As cidades estão o tempo todo se transformando, mesmo que muitas vezes nem percebamos, o ambiente urbano é dinâmico da mesma forma que as atividades humanas. Entretanto nem sempre algumas dessas mudanças acontecem de maneira simples.
Quando algum tipo de privilégio ou interesse é posto em risco, a parte beneficiada logo busca intervir, mesmo que a ação proposta tenha a intenção de ir na direção de um bem maior.
Para ilustrar melhor podemos citar algumas situações. Uma delas é a da construção de um grande empreendimento habitacional e comercial perto de uma estação de trem na cidade de Baltimore, nos Estados Unidos. Em 1992 a estação do trem leve de Lutherville foi construída na cidade, no mesmo ano o estádio de beisebol Oriole Park também foi inaugurado, tornando a ideia do trem algo muito promissor, afinal os torcedores poderiam se locomover para o estádio sem depender exclusivamente de carros e sem ter que passar por um trânsito terrível.
A parte esportiva foi um sucesso, o estádio é uma referência nacional, mas a do metrô de superfície não teve o mesmo resultado e ficou distante de funcionar como o esperado. Os trens gigantes circulam com pouco movimento mesmo em dias de jogos e o desenvolvimento em torno das estações nem de longe teve o resultado prometido.
Para entender por que esse projeto fracassou alguns especialistas locais nos mostram alguns caminhos: a ideia projetada já começou difícil devido a recusa de um bairro de alta renda em abrigar uma das estações. O shopping construído nas imediações também não teve sucesso e atualmente se encontra quase abandonado, da mesma forma que residências unifamiliares próximas também parecem isoladas. Na tentativa de aproveitar toda essa área fracassada, um incorporador local comprou esse shopping fracassado e propôs um projeto de uso misto do terreno com a construção de apartamentos, lojas, escritórios e áreas verdes, tudo isso bem ao lado da estação de metrô de superfície. A ideia parece ótima, com pessoas morando e trabalhando naquela região certamente essa linha de trens teria o movimento imaginado, além de oferecer vários benefícios que zonas adensadas trazem para as cidades.
Tudo lindo no papel, mas a partir daí podemos ver mais claramente os motivos que passaram a emperrar o projeto: o primeiro deles é o atual zoneamento do local que não permite o uso residencial. O outro é a resistência de moradores de bairros próximos, que buscam de toda forma barrar a construção, desde sua inauguração em 1992 até os dias de hoje. Eles alegam que esses bairros irão se “descaracterizar”, afinal muitos novos moradores irão chegar, o trânsito irá aumentar e a criminalidade certamente irá tirar a paz dos moradores “tradicionais”.
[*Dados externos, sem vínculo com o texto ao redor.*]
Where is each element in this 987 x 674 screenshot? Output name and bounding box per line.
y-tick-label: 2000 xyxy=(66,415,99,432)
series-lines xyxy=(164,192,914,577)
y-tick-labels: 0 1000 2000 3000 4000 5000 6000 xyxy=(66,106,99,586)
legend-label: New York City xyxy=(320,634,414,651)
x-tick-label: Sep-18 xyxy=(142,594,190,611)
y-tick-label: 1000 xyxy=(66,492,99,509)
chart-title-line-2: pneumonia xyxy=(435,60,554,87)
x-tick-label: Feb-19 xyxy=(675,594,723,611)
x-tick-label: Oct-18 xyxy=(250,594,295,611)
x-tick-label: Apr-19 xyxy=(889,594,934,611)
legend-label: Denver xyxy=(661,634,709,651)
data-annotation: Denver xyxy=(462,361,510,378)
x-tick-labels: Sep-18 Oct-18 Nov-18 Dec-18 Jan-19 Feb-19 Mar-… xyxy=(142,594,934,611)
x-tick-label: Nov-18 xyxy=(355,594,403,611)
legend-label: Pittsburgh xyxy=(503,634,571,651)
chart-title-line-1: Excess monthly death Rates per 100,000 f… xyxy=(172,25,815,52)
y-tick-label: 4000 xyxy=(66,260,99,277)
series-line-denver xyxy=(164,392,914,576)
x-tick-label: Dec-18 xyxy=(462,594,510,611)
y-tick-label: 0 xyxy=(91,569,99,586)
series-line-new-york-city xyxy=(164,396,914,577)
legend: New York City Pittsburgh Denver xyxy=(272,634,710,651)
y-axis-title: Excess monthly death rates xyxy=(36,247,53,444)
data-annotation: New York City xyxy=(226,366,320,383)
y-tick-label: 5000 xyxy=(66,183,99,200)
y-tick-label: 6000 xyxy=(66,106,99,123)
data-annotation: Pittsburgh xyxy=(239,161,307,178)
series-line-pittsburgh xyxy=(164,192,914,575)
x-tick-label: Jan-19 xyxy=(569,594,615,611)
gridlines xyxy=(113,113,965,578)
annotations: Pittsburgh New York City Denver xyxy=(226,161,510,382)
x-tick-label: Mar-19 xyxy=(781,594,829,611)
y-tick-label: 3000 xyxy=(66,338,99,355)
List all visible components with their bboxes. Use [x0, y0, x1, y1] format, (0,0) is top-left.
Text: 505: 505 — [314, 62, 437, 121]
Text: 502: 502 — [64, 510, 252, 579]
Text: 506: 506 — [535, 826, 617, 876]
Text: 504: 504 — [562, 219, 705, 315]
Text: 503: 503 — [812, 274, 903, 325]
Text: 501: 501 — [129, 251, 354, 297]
Esse pensamento não é exclusivo dos americanos, na cidade de São Paulo também nos deparamos com situações semelhantes. O bairro de Morumbi é conhecido por ser tradicionalmente uma área nobre da cidade, com muitos casarões e mansões ocupando terrenos enormes. Por se tratar de um modelo de bairro considerado ultrapassado por muitos e uma zona potencialmente interessante do ponto comercial e financeiro, algumas mudanças naturalmente foram propostas em anos recentes, como a construção de empreendimentos comerciais e unidades habitacionais mais verticalizadas, com a possibilidade de abrigar mais pessoas. Assim como em Baltimore, os moradores têm sido contrários a essas mudanças apresentando os mesmos argumentos relacionados a trânsito, criminalidade e a tal descaracterização do bairro.
Um outro exemplo presente na maior cidade do país é a do bairro de Pinheiros, também considerado de alta renda, mas já com uma verticalização bem presente (ainda que questionável na maneira como tem sido feita), e com o protesto de moradores que lutam contra as mudanças que vêm acontecendo no bairro.
O medo apresentado pelas populações tanto de Baltimore, quanto de São Paulo, são contestáveis quando analisamos os frágeis argumentos de descaracterização do bairro, especialmente frente a situações em que a cidade de maneira geral seria beneficiada. No caso de Baltimore isso parece ainda mais visível, pois traria claros benefícios imediatos em relação ao fortalecimento do transporte público, ao movimento da economia e a criação de novas unidades habitacionais. Situação não muito diferente de São Paulo, a principal metrópole da América do Sul, mas que incrivelmente ainda parece sofrer com pensamentos elitistas e atrasados que emperram o desenvolvimento da cidade.